The lost, the lonely, the forgotten
The mentally ill, the homeless, the elderly
The abused, the neglected, the ugly of society
God calls us to change the systems that work against these people. God empowers us to do acts of tangible, meaningful love for these people that they might live with dignity. And we should feel joyful about this task only because God cares for them.

Finally, evangelism may not seem to be discussed in Micah. Consider for a moment what evangelism means. Contemporary American church culture believes that evangelism is the task of a specially called preacher, the "hired" preacher, or a committee planning an event or program. When we look at the New Testament, evangelism is the calling and purpose of every baptized member of the body of Christ.

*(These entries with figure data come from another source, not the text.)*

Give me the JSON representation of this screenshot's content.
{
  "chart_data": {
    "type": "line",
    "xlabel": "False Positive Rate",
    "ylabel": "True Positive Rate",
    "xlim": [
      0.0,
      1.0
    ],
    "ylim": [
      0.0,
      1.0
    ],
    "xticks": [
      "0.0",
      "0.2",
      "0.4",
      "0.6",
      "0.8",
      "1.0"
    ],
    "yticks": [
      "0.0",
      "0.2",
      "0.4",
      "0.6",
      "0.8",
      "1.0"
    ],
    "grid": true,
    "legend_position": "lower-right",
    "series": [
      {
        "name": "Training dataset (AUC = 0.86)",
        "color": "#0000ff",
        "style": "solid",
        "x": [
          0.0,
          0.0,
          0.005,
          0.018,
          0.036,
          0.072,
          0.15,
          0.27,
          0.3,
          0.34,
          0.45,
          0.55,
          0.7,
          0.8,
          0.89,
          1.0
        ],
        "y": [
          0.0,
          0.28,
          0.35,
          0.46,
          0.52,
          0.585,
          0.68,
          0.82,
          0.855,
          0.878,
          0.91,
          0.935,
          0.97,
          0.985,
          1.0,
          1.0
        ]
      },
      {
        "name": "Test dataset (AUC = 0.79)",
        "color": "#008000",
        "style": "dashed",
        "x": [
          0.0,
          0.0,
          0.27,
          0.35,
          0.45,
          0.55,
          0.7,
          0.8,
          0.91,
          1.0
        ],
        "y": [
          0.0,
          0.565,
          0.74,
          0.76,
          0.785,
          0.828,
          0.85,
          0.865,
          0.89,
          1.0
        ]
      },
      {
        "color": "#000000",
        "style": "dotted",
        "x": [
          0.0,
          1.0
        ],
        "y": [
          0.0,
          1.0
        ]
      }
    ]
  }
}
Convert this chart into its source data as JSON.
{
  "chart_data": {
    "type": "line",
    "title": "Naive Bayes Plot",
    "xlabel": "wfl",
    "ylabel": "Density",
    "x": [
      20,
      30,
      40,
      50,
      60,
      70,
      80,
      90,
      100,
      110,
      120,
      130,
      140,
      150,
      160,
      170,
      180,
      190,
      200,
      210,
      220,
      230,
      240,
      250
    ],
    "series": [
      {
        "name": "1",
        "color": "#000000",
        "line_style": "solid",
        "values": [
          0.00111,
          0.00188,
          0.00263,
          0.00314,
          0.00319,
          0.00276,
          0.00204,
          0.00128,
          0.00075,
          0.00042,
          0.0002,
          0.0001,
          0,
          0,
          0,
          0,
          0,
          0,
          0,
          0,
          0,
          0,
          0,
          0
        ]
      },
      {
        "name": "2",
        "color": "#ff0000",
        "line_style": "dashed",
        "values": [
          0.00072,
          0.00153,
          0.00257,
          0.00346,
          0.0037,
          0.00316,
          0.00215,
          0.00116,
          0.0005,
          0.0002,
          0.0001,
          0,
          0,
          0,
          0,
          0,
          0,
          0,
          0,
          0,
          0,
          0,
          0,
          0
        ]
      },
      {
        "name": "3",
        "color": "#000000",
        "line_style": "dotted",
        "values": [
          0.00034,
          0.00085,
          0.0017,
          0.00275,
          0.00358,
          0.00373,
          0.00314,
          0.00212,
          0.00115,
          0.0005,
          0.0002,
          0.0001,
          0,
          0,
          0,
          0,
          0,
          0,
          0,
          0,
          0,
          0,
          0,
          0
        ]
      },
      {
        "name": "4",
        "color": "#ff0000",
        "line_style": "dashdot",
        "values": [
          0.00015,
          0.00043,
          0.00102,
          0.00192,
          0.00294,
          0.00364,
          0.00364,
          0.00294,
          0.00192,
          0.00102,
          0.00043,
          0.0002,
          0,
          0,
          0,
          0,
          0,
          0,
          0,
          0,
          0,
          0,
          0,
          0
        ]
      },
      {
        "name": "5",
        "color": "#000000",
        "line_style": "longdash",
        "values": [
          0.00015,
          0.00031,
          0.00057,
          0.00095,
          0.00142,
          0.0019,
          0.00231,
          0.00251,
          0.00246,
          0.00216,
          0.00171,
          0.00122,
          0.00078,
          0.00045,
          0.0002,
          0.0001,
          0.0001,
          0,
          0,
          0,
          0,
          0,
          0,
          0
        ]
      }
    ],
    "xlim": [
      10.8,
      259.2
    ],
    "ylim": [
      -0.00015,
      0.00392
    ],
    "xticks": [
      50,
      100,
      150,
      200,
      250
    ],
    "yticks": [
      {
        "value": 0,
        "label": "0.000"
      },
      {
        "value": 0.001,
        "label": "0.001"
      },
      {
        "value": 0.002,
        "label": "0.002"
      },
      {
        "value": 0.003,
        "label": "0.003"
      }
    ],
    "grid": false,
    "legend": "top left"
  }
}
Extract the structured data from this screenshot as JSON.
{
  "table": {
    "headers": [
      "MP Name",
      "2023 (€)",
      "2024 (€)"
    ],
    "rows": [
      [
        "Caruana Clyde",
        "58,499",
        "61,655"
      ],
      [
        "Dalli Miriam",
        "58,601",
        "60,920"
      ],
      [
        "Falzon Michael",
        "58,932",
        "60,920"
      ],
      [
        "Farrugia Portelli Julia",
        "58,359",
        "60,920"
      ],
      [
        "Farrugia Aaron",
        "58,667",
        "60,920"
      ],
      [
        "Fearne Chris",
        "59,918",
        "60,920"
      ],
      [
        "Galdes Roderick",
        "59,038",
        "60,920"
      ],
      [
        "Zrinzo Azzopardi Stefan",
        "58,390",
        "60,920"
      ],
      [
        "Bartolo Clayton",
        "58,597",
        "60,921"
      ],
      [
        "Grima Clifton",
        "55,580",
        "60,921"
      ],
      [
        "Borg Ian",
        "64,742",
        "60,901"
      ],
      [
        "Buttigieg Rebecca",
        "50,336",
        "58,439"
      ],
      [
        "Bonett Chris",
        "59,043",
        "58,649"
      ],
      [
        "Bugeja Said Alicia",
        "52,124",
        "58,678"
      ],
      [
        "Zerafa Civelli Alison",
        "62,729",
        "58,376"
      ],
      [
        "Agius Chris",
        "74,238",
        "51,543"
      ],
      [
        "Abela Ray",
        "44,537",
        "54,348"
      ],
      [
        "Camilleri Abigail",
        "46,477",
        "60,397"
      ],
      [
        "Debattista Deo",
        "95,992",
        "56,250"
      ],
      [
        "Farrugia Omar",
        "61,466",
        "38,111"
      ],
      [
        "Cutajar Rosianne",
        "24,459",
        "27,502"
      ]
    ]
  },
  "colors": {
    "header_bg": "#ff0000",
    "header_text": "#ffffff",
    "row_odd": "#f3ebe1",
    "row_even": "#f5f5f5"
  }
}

Matthew 28:19 and Acts 1:8 are the last words of Jesus to the disciples. In both it is clear that anyone who has experienced the living presence of Jesus Christ is to share with people in the world that experience. If we do not tell people about the transforming love of Jesus Christ, there is no future for the church.

But we don't evangelize to add to our churches. Evangelism is living out the transformed love of God. It is that same movement of phases of God's love. It is the same love of God that is carried out in the tangible, meaningful acts toward all people. It is giving people a glimpse of God's love that has changed us because that love is for them.